For April I have lined up A Coruña marathon, my debut in Galicia, and Aveiro, in Portugal, that is going to celebrate the first edition of its Maratona da Europa.

Score: 4 / 5

Pros: cheap registration; flat course.

Cons: course open to traffic (although well marshalled) and excessively out of town; considering the number of athletes a running expo, open at lunch time, would offer a warmer welcome.

Finish line
Running number and medal


The runners

Six days apart from my Mega Challenge Marathon, and just back in Spain, is time for the Valdebebas Marathon, organised by David Paños, with invaluable help from some family members and volunteers, that is going for its second edition. It is a small field marathon (20 runners at most), where registration (20€) is by invitation. I was luckily recommended by Enrique Benito (from Calle Running).

The week was full of work, with no training after Sunday´s race, and an “out of home” diet, composed mainly of nuts and fruits. The air conditioning at my workplace has also made its impact, with some cold symptoms looming close. Arriving to Madrid at midnight and managing to sleep after 3am is not the recommended procedure for a successful race. Luckily the start is at 11am, and the start area is 300 metres walking from Valdebebas train station.

The marathon race will consist of 40 laps of a pedestrian avenue, just in front of the Real Madrid training grounds. People start gathering as the start time approaches, with some well-known faces in the amateur Spanish marathon running scene. The race is supposed to be run in a neutralised group, aiming for a 4h30minutes finish time.

After a pre-race group picture with the 19 participants, and with sunny and pleasant conditions, we start the marathon. The pace is slow, as expected for the planned finish time, although I am not very good at these paces from early on.

The big group gets to the first stop for supplies, and soon afterwards it splits in two. I found myself in the heading group of 7 runners, with another group of 6-7 shortly behind. The remaining runners are by themselves, or in smaller groups. As the course is out and back following the same avenue, is easy to follow everyone´s positions, although I soon get lost with the lap counting.

It doesn’t take long before I lose contact with the heading group. From that point onwards, I will not feel at ease again during the race. I cross the half marathon point a bit over 2h time. It means that even I am running ahead of schedule. Already tired, I get the feeling that finishing this marathon is going to be a will effort.

Front runners start lapping me. With a short course is obvious that it would happen, although the camaraderie is always present, with supporting cheers as we cross each other twice every lap. Asking other runners their laps count, help me to keep track of how many I have left. Boredom and the hard surface are not doing it easier, and I start pausing to walk every 3-4 laps, after drinking/eating at the well-stocked station.

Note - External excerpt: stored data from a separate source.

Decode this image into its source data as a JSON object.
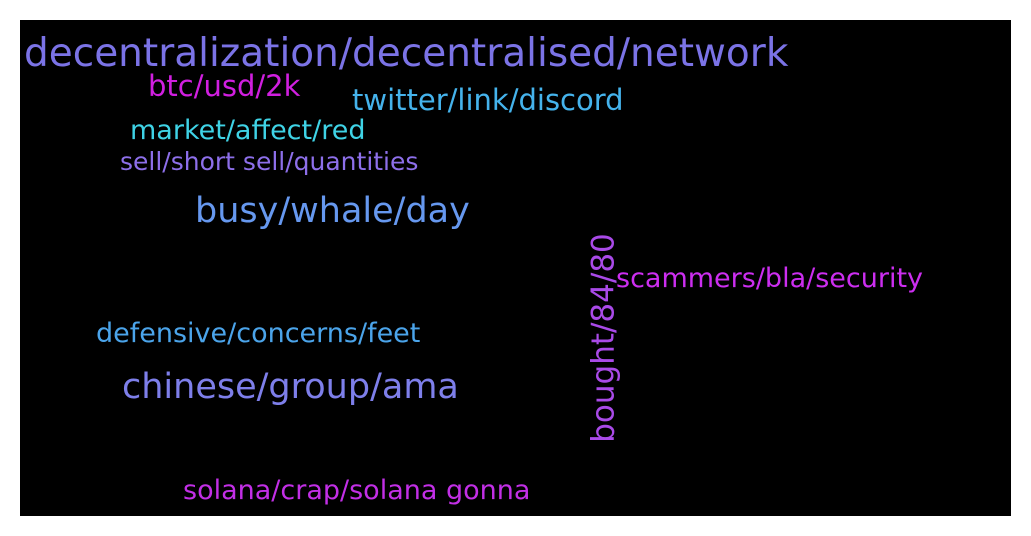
{
  "background_color": "#000000",
  "words": [
    {
      "text": "decentralization/decentralised/network",
      "color": "#7b73e6",
      "orientation": "horizontal"
    },
    {
      "text": "btc/usd/2k",
      "color": "#d11fe0",
      "orientation": "horizontal"
    },
    {
      "text": "twitter/link/discord",
      "color": "#45b3ec",
      "orientation": "horizontal"
    },
    {
      "text": "market/affect/red",
      "color": "#3fd3e6",
      "orientation": "horizontal"
    },
    {
      "text": "sell/short sell/quantities",
      "color": "#8d6fea",
      "orientation": "horizontal"
    },
    {
      "text": "busy/whale/day",
      "color": "#6698ef",
      "orientation": "horizontal"
    },
    {
      "text": "scammers/bla/security",
      "color": "#cc2ef0",
      "orientation": "horizontal"
    },
    {
      "text": "defensive/concerns/feet",
      "color": "#4ba4ea",
      "orientation": "horizontal"
    },
    {
      "text": "chinese/group/ama",
      "color": "#7e7fea",
      "orientation": "horizontal"
    },
    {
      "text": "solana/crap/solana gonna",
      "color": "#c22fe6",
      "orientation": "horizontal"
    },
    {
      "text": "bought/84/80",
      "color": "#a94ae8",
      "orientation": "vertical"
    }
  ]
}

With 5 laps to go, first runners are already finishing slightly over the 4h time. At the pace I am running there is still a chance to finish under the 4.30. With less runners in the course, I don´t have any extra energy left to maintain the pace, and I finish in 4.42.59, after running an extra 200 metres, as I thought the race finished in another point of the course.

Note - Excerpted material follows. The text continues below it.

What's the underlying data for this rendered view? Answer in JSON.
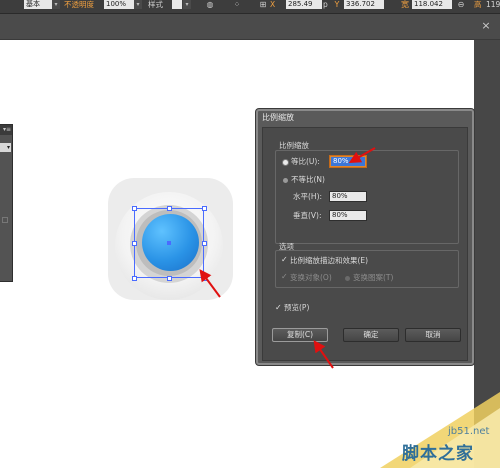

Satisfied with the experience, although not with myself after last week success. Anyhow I have never been very good with races going for many laps.

Score: 4.5 / 5

Pros: a marathon organised by runners for runners, where everyone feels welcomed and you go home with new friends; the supporting staff at the refreshment area, always helpful and supportive.

Cons: hard surface and boring course, but impossible to do otherwise, as it was run uniquely using a pedestrian avenue; group discipline trying to achieve the planned 4.30 broke up too early on.